Nahrungsmittel, die adstringierend wirken

Das Empfinden der Adstringenz kann durch verschiedene Faktoren und Substanzen hervorgerufen werden. Am häufigsten erleben wird das Geschmacksgefühl durch das sogenannte Quercetin, das in vielen Früchten (Äpfeln, Kirschen, Zitrusfrüchten, BrombeerenHeidelbeeren und vor allem in Johannisbeeren) vorkommt, aber auch in Gemüse (zum Beispiel Zuckerhut, grüne Bohnen, Brokkoli, Grünkohl), zahlreichen Gewürzen und Kräutern (Zwiebel, Schnittlauch, Liebstöckel, Kapern) und in Weinen.

 

Letztlich lässt sich der Effekt – wie bereits erwähnt – auch sehr gut mit gehackten Walnüssen erzielen. Sehr deutlich spürbar ist der Effekt bei Kaffee und grünem Tee, weil diese reich an der sogenannten Gallussäure sind.
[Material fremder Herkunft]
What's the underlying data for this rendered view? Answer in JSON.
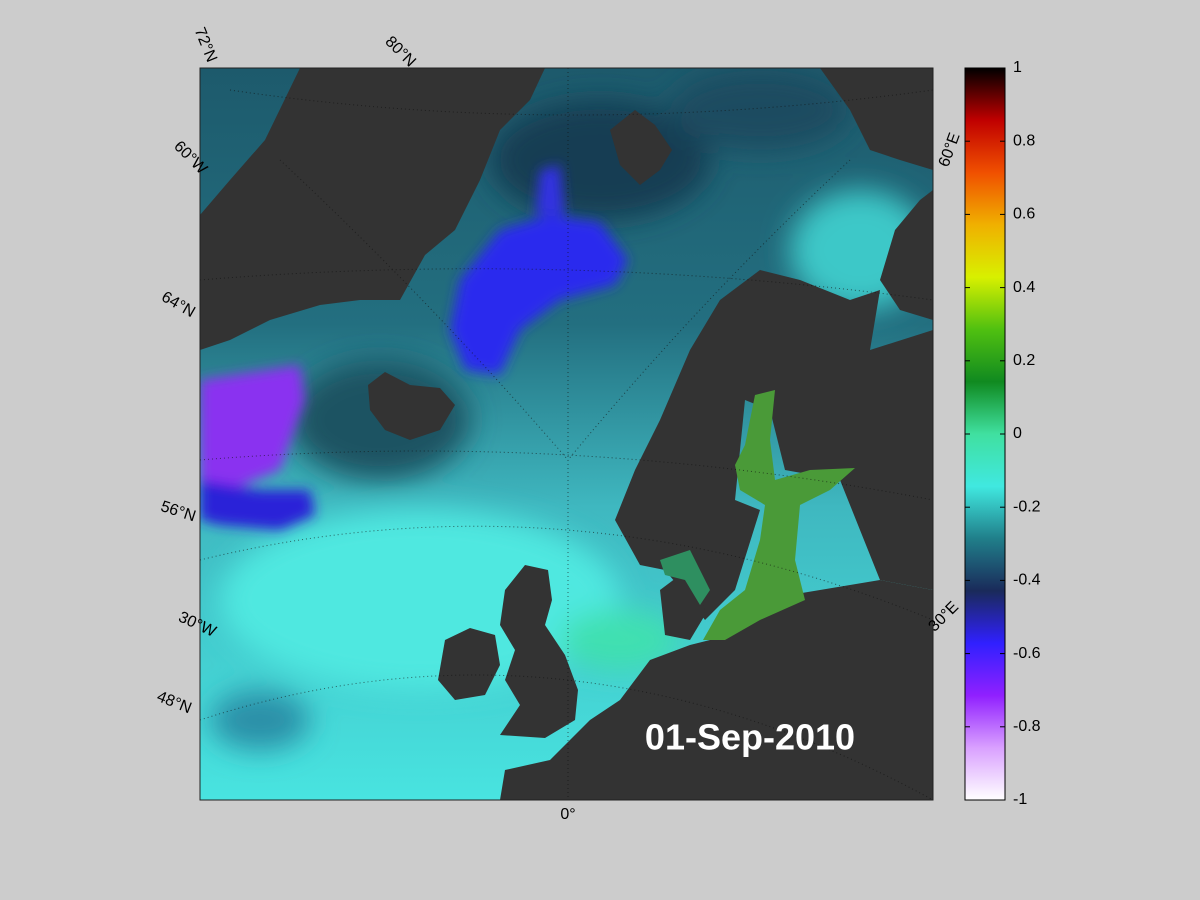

In schwarzem Tee ist diese übrigens weit weniger enthalten. Aus diesem Grund werden viele Desserts mit Kaffee aromatisiert, denn sie erhalten durch den adstringierenden Effekt des Kaffees erst ihre ganz besondere Note.

 

So würde beispielsweise das berühmte Tiramisu ohne diesen Effekt recht flach und fad schmecken. Apropos Tiramisu: Oftmals wird das adstringierende Gefühl, das hier vom Kaffee verursacht wird, als „bitter“ beschrieben. Das liegt daran, dass sich die Geschmacksqualität „bitter“ und der Effekt des „Adstringierens“ oftmals überlagern können. Tatsächlich ist aber nur „bitter“ ein Geschmack, während der Effekt des Adstringierens nicht durch die Papillen auf der Zunge wahrgenommen wird und somit keine echte Geschmacksqualität darstellt.

 

Verstärkung des Effekts

Der adstringierende Effekt kann in der Küche ganz leicht durch das Zusammenspiel verschiedener Lebensmittel, Gewürze, Getränke etc. erzielt werden. So ist z. B. Grünkohl mit Mettwurst ein Klassiker, Zitrusfrüchte machen das kulinarische Leben erst interessant, ein Stück dunkle Schokolade verfeinert die Rotweinsauce zu Wild oder Sauerbraten, ein paar Nüsse veredeln das Rotkraut und machen Geflügelbraten zur Delikatesse, Liebstöckel ist das Suppengewürz schlechthin und gibt Kasnudeln den richtigen Kick, Zwiebeln sind in der Küche generell unersetzlich und Kapern machen (zusammen mit wunderbaren Anchovis) aus einer langweiligen Thunfischsauce das berühmte Vitello tonnato! Und immer geht es dabei – ohne dass wir eigentlich so richtig wissen warum – vor allem um den Effekt der Adstringenz, der unserem Trigeminus so richtig gut „auf die Nerven geht“. Dieser Wundernerv ist – neben scharf und adstringierend –, wie eingangs schon kurz erwähnt, auch für das Empfinden von Hitze und Kälte verantwortlich, was eines der nächsten Themen dieser Geschmacks-Kolumne sein wird.